Cet article 5, qui est le produit d’amendements du Gouvernement, de François de Rugy, de députés appartenant à différents groupes et de votre rapporteur, sera très utile pour institutionnaliser ce dialogue au plan national et à l’échelon territorial, pour faciliter le bon déroulement des manifestations sportives et la promotion des valeurs du sport dans toutes les disciplines. Je suis certain que toutes les associations de supporters, y compris certains groupes ultras – je pense notamment à celui de l’AJA –, pourront participer pleinement à ce dialogue local. C’est déjà largement le cas, d’ailleurs.
Mes chers collègues, vous l’avez compris, je vous appelle à ne pas prolonger la navette et à adopter, sans l’amender, le texte voté par la commission des lois.
Je tiens, néanmoins, à exprimer à cette tribune une interrogation.
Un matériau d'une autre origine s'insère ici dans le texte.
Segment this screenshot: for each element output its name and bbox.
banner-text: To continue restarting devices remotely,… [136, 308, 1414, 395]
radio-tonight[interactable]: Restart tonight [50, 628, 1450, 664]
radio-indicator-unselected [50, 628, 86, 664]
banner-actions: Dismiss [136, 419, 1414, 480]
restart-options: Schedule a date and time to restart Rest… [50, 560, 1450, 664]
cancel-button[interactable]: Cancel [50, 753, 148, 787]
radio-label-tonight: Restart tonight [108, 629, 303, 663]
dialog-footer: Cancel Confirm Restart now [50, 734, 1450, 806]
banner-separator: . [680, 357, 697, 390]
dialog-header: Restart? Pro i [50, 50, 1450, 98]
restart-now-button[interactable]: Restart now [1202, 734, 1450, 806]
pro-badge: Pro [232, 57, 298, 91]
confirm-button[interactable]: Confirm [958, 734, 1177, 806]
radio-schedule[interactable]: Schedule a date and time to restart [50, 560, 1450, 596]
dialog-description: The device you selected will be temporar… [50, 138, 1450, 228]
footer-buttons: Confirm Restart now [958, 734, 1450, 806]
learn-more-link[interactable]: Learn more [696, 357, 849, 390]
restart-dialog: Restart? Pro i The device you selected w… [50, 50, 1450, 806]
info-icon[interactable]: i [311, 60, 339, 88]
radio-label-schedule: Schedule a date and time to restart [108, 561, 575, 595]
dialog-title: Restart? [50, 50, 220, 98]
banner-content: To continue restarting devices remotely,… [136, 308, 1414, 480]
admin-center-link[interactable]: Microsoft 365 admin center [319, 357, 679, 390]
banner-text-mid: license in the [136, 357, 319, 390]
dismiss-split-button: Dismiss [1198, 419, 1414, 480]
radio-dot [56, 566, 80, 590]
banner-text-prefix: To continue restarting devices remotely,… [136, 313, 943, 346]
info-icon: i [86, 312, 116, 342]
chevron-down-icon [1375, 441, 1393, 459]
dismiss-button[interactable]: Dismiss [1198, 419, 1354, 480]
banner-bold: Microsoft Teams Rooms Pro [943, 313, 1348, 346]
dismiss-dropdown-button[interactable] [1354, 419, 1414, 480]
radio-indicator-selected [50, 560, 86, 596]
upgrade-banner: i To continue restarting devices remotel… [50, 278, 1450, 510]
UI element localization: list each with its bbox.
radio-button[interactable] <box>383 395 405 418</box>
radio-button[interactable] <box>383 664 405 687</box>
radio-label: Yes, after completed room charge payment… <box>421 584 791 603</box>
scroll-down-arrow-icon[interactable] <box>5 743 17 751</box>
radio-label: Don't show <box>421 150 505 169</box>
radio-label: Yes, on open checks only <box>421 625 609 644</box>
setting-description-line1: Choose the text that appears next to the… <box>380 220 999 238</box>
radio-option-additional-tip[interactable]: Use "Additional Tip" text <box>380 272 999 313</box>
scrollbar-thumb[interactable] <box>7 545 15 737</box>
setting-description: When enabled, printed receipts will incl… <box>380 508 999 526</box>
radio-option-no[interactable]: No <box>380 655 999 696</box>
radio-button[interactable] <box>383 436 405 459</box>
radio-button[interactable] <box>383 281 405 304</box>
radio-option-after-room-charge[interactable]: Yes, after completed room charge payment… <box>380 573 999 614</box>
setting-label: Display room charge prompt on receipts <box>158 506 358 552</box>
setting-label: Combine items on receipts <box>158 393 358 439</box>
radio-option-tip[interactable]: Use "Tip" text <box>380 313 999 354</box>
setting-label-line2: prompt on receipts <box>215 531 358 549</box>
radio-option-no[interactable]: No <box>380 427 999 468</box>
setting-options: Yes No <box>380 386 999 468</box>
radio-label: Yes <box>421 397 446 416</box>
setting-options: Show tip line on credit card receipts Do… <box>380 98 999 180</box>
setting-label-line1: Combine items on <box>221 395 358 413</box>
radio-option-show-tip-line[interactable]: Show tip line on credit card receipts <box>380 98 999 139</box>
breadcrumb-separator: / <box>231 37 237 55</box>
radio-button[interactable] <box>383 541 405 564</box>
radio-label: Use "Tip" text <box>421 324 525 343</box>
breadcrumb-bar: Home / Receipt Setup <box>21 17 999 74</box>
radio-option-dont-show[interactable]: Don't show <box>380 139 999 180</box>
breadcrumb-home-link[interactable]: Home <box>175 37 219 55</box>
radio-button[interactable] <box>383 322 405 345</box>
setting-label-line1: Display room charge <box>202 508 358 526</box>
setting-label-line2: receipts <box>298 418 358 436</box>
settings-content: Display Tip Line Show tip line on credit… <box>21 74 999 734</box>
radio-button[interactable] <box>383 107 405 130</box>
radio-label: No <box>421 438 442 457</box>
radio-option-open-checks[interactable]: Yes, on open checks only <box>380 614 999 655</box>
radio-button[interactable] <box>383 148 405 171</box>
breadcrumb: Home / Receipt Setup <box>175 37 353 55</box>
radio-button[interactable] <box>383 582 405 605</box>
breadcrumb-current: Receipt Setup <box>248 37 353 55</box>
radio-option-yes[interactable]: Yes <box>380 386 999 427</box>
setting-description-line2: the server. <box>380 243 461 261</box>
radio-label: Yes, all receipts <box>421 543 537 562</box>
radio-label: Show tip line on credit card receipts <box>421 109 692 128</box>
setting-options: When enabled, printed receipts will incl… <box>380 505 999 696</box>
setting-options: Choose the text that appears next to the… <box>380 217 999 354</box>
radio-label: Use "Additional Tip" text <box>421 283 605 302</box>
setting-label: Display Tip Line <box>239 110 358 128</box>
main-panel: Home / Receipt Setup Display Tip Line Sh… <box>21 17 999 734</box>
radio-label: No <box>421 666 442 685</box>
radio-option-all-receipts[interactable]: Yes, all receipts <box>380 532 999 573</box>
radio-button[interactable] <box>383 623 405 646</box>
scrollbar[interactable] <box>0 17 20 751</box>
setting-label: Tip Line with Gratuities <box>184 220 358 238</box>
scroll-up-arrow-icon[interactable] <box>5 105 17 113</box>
Au Sénat, a été supprimée une disposition de bon sens, introduite à l’Assemblée nationale à l’initiative de Philippe Goujon, qui coordonnait le champ géographique des interdictions administratives et des interdictions judiciaires, en permettant à celles-ci de s’appliquer, comme celles-là, aux enceintes où sont retransmises les manifestations sportives – c’est-à-dire, en français courant, les « fans zones ». C’est un désaccord technique entre le Sénat et nous, qui ne légitime pas de poursuivre la navette, mais qui ne fait qu’amplifier nos interrogations quant à la sécurisation des « fans zones » lors de l’Euro 2016. Au nom des députés du groupe Les Républicains, je vous appelle, monsieur le secrétaire d’État, à préciser ici les conditions dans lesquelles les pouvoirs de police administrative seront utilisés pour sécuriser les « fans zones ». Je pense non seulement aux pouvoirs de police administrative de droit commun, mais aussi aux pouvoirs de police administrative renforcés, applicables en vertu du régime de l’état d’urgence, puisque aussi bien le Premier ministre nous a indiqué souhaiter la prolongation de ce régime, précisément en raison du contexte de l’Euro 2016.
Ces précisions sont nécessaires car il serait totalement illusoire de faire reposer la sécurisation des « fans zones » sur les seules interventions des polices municipales – qui sont très respectables mais qui ont des pouvoirs très limités – et des acteurs de la sécurité privée, dont les pouvoirs juridiques et les moyens budgétaires sont également restreints.
Nous sommes nombreux ici à souhaiter que certaines « fans zones » soient interdites, compte tenu de la menace terroriste extrêmement élevée qui pèse sur notre nation. Le Gouvernement va nous demander de prolonger l’état d’urgence au motif que pèse sur la nation un « péril imminent » : c’est le critère de l’état d’urgence.
Eh bien, s’il y a péril imminent, il faut tout de même s’interroger sur la nécessité d’interdire certaines « fans zones ».